Monday, February 26, 2007

Are School Days Long Enough?

When I was surfing the web the other day and saw an article regarding the length of the school day. Some schools in the Northeast were experimenting with a longer school day. I can see some advantages and disadvantages to that.

Advantages: more time for teachers to cover material that isn't on the test, more time for resources that have been replaced so students can pass standardized tests (art, music, physical education, etc), younger children are home alone for shorter periods of time or do not need a babysitter or after school program

Disadvantages: teachers have to work longer hours, students are in the classroom for even longer periods, more expensive per student (approx $1200 a student a year)

I'm sure I could think of more, but I'm not feeling great and just wanted to post something about this before I forgot about it.

Is lengthening the school day a reasonable solution for some of the problems that our educational system faces? Or would it just increase the problems that we are already faced with and possibly create even more?


Tuesday, February 20, 2007

Too Many Words? Not Enough? Or Just the Wrong Ones?

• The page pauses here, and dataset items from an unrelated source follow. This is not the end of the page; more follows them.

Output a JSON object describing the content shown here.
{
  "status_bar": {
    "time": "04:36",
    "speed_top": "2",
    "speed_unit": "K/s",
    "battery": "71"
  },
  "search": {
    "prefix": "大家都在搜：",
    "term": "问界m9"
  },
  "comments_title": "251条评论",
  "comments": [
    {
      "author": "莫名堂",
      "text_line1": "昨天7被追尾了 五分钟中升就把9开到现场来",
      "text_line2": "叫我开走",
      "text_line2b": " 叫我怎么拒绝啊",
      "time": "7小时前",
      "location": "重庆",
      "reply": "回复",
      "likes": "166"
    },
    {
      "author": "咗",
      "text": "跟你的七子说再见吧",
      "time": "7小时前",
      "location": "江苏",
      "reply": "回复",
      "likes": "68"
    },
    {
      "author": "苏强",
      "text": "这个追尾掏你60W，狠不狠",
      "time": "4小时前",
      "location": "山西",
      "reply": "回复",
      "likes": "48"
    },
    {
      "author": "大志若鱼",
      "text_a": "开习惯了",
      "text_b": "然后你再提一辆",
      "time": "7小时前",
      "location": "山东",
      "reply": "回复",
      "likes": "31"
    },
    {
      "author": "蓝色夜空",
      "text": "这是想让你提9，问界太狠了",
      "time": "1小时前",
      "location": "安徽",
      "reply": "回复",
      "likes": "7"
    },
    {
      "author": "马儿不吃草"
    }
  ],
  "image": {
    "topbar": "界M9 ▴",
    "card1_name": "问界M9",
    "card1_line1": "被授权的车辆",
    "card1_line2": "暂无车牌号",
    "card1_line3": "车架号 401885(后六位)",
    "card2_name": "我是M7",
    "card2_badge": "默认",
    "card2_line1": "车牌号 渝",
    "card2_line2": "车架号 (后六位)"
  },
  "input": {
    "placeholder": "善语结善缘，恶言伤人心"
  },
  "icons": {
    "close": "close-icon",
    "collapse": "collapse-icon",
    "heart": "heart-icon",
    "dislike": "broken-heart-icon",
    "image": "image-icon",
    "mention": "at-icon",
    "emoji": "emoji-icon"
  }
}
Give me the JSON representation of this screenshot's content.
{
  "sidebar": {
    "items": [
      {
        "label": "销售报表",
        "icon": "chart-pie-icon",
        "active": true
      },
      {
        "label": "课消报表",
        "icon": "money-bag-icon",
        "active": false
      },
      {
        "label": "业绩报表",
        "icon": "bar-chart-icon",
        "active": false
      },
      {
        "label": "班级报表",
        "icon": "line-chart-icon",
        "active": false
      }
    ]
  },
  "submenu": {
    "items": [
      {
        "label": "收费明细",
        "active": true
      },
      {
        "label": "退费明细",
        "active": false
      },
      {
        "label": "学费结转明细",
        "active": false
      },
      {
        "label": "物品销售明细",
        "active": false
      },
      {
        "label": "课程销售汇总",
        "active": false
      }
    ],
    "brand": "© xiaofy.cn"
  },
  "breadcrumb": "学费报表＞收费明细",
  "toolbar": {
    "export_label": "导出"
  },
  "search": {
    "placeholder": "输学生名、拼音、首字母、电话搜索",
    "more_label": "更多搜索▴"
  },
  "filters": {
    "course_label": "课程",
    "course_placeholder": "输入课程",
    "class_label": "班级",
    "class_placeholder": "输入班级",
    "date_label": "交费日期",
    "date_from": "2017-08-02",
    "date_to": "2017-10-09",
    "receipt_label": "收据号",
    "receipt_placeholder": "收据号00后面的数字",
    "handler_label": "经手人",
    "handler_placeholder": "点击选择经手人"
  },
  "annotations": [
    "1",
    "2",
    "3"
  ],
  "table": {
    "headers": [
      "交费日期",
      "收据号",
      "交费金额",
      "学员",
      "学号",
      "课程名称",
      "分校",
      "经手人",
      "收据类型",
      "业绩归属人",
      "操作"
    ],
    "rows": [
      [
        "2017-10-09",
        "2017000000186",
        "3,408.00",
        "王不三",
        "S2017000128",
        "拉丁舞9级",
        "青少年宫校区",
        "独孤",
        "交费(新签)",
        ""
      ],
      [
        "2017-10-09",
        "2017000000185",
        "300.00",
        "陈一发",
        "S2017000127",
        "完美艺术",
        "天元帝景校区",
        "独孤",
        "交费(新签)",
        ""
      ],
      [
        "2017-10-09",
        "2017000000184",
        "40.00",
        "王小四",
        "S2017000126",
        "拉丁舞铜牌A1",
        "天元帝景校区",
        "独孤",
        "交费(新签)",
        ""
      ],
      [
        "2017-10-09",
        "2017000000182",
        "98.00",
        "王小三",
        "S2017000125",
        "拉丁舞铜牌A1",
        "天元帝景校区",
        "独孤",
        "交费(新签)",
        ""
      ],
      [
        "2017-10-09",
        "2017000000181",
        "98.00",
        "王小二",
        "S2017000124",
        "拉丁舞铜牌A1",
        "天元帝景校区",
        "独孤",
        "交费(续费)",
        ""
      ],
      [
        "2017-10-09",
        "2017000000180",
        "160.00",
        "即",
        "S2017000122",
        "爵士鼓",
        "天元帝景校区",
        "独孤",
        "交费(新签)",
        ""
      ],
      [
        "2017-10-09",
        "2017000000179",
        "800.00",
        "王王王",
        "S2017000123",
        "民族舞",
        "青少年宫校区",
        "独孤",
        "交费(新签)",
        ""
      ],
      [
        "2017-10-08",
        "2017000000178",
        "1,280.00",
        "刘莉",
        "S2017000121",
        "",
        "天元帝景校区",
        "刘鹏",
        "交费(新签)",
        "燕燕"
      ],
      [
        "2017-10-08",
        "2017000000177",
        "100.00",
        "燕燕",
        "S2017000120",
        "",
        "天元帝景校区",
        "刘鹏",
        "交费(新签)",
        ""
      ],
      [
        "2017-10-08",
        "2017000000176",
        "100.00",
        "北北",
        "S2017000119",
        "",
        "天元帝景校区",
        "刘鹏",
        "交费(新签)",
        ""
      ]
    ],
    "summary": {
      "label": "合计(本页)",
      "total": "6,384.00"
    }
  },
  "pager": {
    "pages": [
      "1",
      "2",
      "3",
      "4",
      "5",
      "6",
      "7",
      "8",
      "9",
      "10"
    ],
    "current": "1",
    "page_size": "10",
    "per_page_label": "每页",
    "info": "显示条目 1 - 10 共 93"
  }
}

Earlier today I was helping my sister with her AP English homework assignment. Her problem wasn't that she didn't know how to do the work, it was that she couldn't figure out what the prompt was asking for. On my way back to school (I live about an hour away, I drive back and forth three times a week for the youth soccer team I coach) I was thinking about how we, as teachers, affects how students think about problems.

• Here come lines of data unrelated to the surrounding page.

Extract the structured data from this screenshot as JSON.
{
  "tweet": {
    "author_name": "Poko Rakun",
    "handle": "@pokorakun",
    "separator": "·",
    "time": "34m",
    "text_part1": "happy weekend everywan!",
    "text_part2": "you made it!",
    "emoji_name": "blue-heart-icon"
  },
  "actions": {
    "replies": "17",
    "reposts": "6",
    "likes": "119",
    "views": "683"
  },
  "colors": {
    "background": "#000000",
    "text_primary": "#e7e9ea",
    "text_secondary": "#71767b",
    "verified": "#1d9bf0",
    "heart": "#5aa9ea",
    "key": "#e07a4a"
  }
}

Should our focus be on making students have to think critically about what the actual question is or should it be on the actual material of the assignment? To me this seems incredibly obvious but I was talking with some friends and it seems that in high school at least teachers often make students figure out what the question is before they can even think about how they would respond to it. It seems that if different teachers across the school, district, state, and nation use different styles for asking questions that students in their class could be at an advantage or disadvantage in any sort of standardized tests that students have to take.

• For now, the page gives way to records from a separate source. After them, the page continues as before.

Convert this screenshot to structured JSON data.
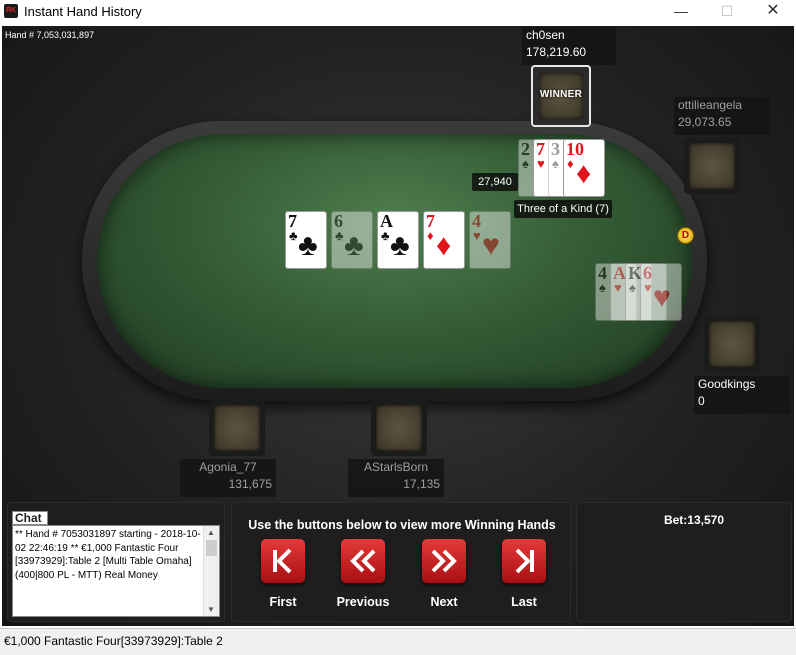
{
  "window": {
    "app_icon_text": "RK",
    "title": "Instant Hand History",
    "minimize_glyph": "—",
    "maximize_glyph": "☐",
    "close_glyph": "✕"
  },
  "hand_number": "Hand # 7,053,031,897",
  "players": {
    "ch0sen": {
      "name": "ch0sen",
      "stack": "178,219.60",
      "winner_label": "WINNER",
      "bet": "27,940",
      "hand_rank": "Three of a Kind (7)"
    },
    "ottilie": {
      "name": "ottilieangela",
      "stack": "29,073.65"
    },
    "goodkings": {
      "name": "Goodkings",
      "stack": "0"
    },
    "agonia": {
      "name": "Agonia_77",
      "stack": "131,675"
    },
    "astarls": {
      "name": "AStarlsBorn",
      "stack": "17,135"
    }
  },
  "dealer_button": "D",
  "board": [
    {
      "rank": "7",
      "suit": "♣",
      "color": "black",
      "dim": false
    },
    {
      "rank": "6",
      "suit": "♣",
      "color": "black",
      "dim": true
    },
    {
      "rank": "A",
      "suit": "♣",
      "color": "black",
      "dim": false
    },
    {
      "rank": "7",
      "suit": "♦",
      "color": "red",
      "dim": false
    },
    {
      "rank": "4",
      "suit": "♥",
      "color": "red",
      "dim": true
    }
  ],
  "winner_hole_cards": [
    {
      "rank": "2",
      "suit": "♠",
      "color": "black",
      "dim": true
    },
    {
      "rank": "7",
      "suit": "♥",
      "color": "red",
      "dim": false
    },
    {
      "rank": "3",
      "suit": "♠",
      "color": "black",
      "dim": true
    },
    {
      "rank": "10",
      "suit": "♦",
      "color": "red",
      "dim": false
    }
  ],
  "goodkings_hole_cards": [
    {
      "rank": "4",
      "suit": "♠",
      "color": "black",
      "dim": true
    },
    {
      "rank": "A",
      "suit": "♥",
      "color": "red",
      "dim": true
    },
    {
      "rank": "K",
      "suit": "♠",
      "color": "black",
      "dim": true
    },
    {
      "rank": "6",
      "suit": "♥",
      "color": "red",
      "dim": true
    }
  ],
  "chat": {
    "label": "Chat",
    "text": "** Hand # 7053031897 starting - 2018-10-02 22:46:19 ** €1,000 Fantastic Four [33973929]:Table 2 [Multi Table Omaha] (400|800 PL - MTT) Real Money"
  },
  "nav": {
    "title": "Use the buttons below to view more Winning Hands",
    "first": "First",
    "previous": "Previous",
    "next": "Next",
    "last": "Last"
  },
  "bet_panel": {
    "text": "Bet:13,570"
  },
  "status_bar": {
    "text": "€1,000 Fantastic Four[33973929]:Table 2"
  }
}
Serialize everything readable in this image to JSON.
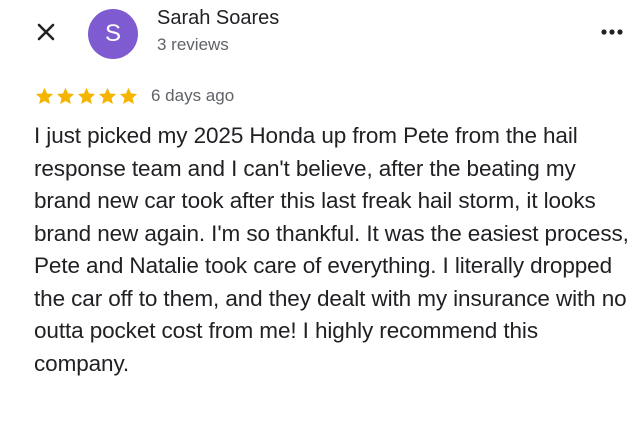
{
  "header": {
    "close_icon": "close-icon",
    "avatar_initial": "S",
    "avatar_color": "#7e5bd0",
    "author_name": "Sarah Soares",
    "author_meta": "3 reviews",
    "more_icon": "more-horizontal-icon"
  },
  "review": {
    "rating": 5,
    "rating_max": 5,
    "star_color": "#f4b400",
    "date": "6 days ago",
    "text": "I just picked my 2025 Honda up from Pete from the hail response team and I can't believe, after the beating my brand new car took after this last freak hail storm, it looks brand new again. I'm so thankful. It was the easiest process, Pete and Natalie took care of everything. I literally dropped the car off to them, and they dealt with my insurance with no outta pocket cost from me! I highly recommend this company."
  }
}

On the other side of the coin, do students ever learn to think critically about questions they are asked if the questions they are given are simple and direct? I suppose that the subject of the assignment would generally allow for a direct question to be posed so that the student has to do some critical thinking. If that's the case then what would be the positives for using such indirect and often confusing questions?

Is there any sort of middle ground with this, or is it simply a direct or indirect method of questioning?

When I went to look up some examples of this (I don't remember the question my sister was responding to), it seems there is very little if any research on this topic. The majority of the research has to do with word order and leading questions in surveys. There didn't seem to be anything on whether or not there was a difference between asking direct and indirect questions. If anyone knows where I could find something, that would be quite helpful.


Tuesday, February 13, 2007

Gender in the Classroom

In response to Amy Standen's "Gender Matters" from Edutopia (http://www.edutopia.org/magazine/ed1article.php?id=Art_1749&issue=feb_07).


In case you don't have the time to read the article for yourself, here's the basic gist of it: Girls and boys are different. Girls and boys learn differently. Girls and boys learn better if they aren't sharing a classroom. Unfortunately it's not that simple. Standen tells us that. There is inconclusive evidence for why certain single-sex classrooms perform better than co-ed classrooms. There is also an issue of the cost of running duplicate classes. The main point of the article is that boys and girls have different learning styles and that there is a possibility that if they were separated then the more efficient learning styles could be used in each classroom.

That's a short summary of the article. Now, my turn.....first off, why!!? Didn't we spend almost all of the last century trying to get rid of segregation and fighting about civil rights? Why the sudden move backward? Gender segregation seems to go against all of the civil liberties arguments that dominated the last century. It seems contrary to what we have learned to believe in to go back and see if we can make it work this time. Generally when something doesn't work the first time and you change it, it still doesn't work when you put it back into its original form. There is also evidence that there is a difference in learning styles of Caucasian and African-Americans (I don't know the exact details, but I know that there have been numerous studies that show that standardized tests favor non-minorities), but we wouldn't even think about segregating classrooms based on race. Why not? Because we tried that once, and it didn't work, and society wouldn't approve of it. But yet, we are entertaining this idea of separating classrooms based on gender.

Instead of trying to solve this problem of learning style differences with last century solutions, we should look forward and try to find a modern-day solution. Rather than separating students based on learning styles (or preconceived conceptions of learning styles, as not all boys learn alike) we should try to find a solution that incorporates a variety of learning styles. By using a variety of teaching methods we can hope to reach a greater range of students without singling out any one group of students because of their learning style or any other difference they may have. Diversity should be a building block in education, not a barrier.